Я задумался. Двадцать второе августа. Через четыре дня Бородинский бой. Судьба посылала его не книжной картинкой, а явью. Но вдруг задержусь в Москве и опоздаю к сражению? Вдруг здесь вообще ошибка, нелепица, я вовсе не тот Берестов, о котором так много думал, и жизнь обернется серой историей тыловика?
Откуда меня знает Листов?
Подкатила зеленая тележка, оттуда выпрыгнул мой попутчик. Теперь на нем вместо кивера дорожная фуражка с желтым околышем.
– Лошадь вам здесь придется оставить: дальний путь. Я прикажу кормить ее вместе с моим Арапом. – Он потрепал коня по морде: – Ну, как поживаешь, Белка?
Так я узнал имя своей кобылы.
Через полчаса мы катили по дороге, сжатой с обеих сторон еще свежезеленым лесом. Листов держал вожжи. Он долго молчал, потом сказал:
– Вы заметили, что мы едем не по новой, а по старой Смоленской дороге?
– Нет, не заметил, – ответил я.
– Впрочем, мы будем в Москве не позже, а может, скорей. Эта дорога прямее, хоть и тряски больше. Почтовых станций здесь нет, но лошадей мы найдем, это я вам обещаю… Так отчего не спросите, почему едем не той дорогой?
– Вероятно, так удобнее?
– Вы не педант, поручик. Другой бы на вашем месте ни на шаг от желтой книги. В конце концов, вы курьер, не я, а даже не спросите, почему мы без возницы.
Я пожал плечами.
– Так я вам открою секрет. Майор Сухоцкий прямо просил меня приглядывать за вами. Вас это не смущает?
Я снова пожал плечами.
– Не подумайте, что я и вправду собираюсь выполнять его не слишком деликатное поручение. Просто так вышло. У меня дело в Москве. Я отпросился у полкового, обогнал колонну, а в штаб заехал по делу. Вот тут Сухоцкий и подсунул мне вас. Я только потому согласился, что немного вас знаю.

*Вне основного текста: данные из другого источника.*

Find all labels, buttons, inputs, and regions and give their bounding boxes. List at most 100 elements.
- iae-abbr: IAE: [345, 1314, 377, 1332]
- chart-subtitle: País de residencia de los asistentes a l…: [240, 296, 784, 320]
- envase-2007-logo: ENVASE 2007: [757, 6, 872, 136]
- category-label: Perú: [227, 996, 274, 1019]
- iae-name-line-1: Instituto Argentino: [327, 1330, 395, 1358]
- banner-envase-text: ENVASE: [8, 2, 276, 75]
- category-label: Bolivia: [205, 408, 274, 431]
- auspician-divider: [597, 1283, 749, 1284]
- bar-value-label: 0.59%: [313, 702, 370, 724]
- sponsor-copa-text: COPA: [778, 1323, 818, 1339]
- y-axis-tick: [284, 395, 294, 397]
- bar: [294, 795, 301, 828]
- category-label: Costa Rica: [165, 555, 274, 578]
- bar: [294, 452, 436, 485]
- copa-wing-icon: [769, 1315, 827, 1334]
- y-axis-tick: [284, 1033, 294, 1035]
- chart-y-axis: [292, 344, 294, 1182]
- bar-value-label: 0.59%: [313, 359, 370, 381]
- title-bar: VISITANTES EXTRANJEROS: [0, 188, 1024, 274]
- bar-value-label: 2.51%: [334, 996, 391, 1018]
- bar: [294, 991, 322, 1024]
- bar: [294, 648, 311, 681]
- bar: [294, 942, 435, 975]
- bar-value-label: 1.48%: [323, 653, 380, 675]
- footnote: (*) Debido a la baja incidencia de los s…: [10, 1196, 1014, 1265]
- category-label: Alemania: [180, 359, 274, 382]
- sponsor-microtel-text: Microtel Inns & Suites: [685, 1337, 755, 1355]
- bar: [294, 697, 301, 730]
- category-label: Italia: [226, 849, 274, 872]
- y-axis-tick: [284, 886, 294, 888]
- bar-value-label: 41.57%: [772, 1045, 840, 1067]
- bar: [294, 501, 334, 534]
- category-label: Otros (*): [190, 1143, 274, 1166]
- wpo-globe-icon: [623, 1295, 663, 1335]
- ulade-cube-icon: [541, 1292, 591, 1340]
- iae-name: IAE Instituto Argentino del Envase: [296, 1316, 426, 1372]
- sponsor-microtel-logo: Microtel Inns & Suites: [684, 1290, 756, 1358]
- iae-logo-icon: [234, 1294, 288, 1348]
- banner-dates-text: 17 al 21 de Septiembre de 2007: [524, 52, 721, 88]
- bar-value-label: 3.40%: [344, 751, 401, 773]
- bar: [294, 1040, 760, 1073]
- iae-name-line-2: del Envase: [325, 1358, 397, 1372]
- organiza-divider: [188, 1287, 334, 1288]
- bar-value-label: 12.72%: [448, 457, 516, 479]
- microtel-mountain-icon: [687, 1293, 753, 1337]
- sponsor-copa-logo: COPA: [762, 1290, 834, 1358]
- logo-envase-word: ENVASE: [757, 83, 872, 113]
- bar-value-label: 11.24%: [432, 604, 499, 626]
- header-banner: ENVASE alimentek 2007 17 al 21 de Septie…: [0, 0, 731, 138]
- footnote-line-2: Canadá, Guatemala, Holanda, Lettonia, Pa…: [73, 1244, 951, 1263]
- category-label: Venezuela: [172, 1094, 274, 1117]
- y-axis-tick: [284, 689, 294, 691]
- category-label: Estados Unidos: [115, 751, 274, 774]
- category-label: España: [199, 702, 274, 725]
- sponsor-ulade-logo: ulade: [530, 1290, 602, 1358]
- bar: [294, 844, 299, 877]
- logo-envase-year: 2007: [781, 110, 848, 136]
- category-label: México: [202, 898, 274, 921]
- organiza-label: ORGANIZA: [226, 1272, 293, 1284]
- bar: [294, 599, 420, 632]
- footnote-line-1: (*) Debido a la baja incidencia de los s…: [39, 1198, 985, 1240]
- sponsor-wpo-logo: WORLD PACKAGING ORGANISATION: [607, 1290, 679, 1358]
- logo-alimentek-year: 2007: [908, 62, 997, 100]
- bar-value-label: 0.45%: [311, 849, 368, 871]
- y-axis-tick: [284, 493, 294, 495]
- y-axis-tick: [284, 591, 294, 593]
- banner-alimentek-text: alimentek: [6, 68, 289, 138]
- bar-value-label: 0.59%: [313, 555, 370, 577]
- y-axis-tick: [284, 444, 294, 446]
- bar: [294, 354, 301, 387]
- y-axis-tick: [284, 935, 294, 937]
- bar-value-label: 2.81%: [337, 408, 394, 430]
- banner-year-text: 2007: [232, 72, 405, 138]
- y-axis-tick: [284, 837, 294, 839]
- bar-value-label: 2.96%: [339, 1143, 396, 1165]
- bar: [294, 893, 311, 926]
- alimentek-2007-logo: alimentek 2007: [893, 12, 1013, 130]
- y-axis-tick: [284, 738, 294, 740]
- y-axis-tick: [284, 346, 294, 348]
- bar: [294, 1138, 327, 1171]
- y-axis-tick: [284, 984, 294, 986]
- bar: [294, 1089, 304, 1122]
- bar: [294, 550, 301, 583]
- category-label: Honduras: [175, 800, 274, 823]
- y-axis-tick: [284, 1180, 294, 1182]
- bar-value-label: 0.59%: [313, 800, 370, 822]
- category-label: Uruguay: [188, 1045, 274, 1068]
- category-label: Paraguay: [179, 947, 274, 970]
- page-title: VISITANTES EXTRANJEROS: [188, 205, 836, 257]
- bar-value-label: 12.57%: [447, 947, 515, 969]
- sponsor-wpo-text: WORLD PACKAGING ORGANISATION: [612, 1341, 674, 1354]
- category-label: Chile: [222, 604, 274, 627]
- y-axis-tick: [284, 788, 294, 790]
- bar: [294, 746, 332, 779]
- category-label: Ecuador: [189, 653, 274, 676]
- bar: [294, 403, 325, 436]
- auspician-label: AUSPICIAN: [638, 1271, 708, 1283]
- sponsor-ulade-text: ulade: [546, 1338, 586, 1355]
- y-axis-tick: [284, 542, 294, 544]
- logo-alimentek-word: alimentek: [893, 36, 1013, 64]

Он посмотрел на меня с улыбкой.
– Вам подорожную надо бы отмечать на каждой почтовой… Впрочем, это пустяк, время военное, сейчас не до подорожных.
Некоторое время мы ехали молча.
– Так я вам скажу, почему мы здесь едем, – сказал Листов. – Верст через тридцать будет деревня. Там меня ждут. Дело это личное, и мне не хотелось бы, чтоб о нем особенно говорили. Вы понимаете?
– Разумеется.
Мы замолчали. По-прежнему справа и слева тянулся лес. На колдобинах сильно встряхивало, а иногда катило мягче, чем по асфальту. Обильный густой запах зелени стоял над старой Смоленской дорогой.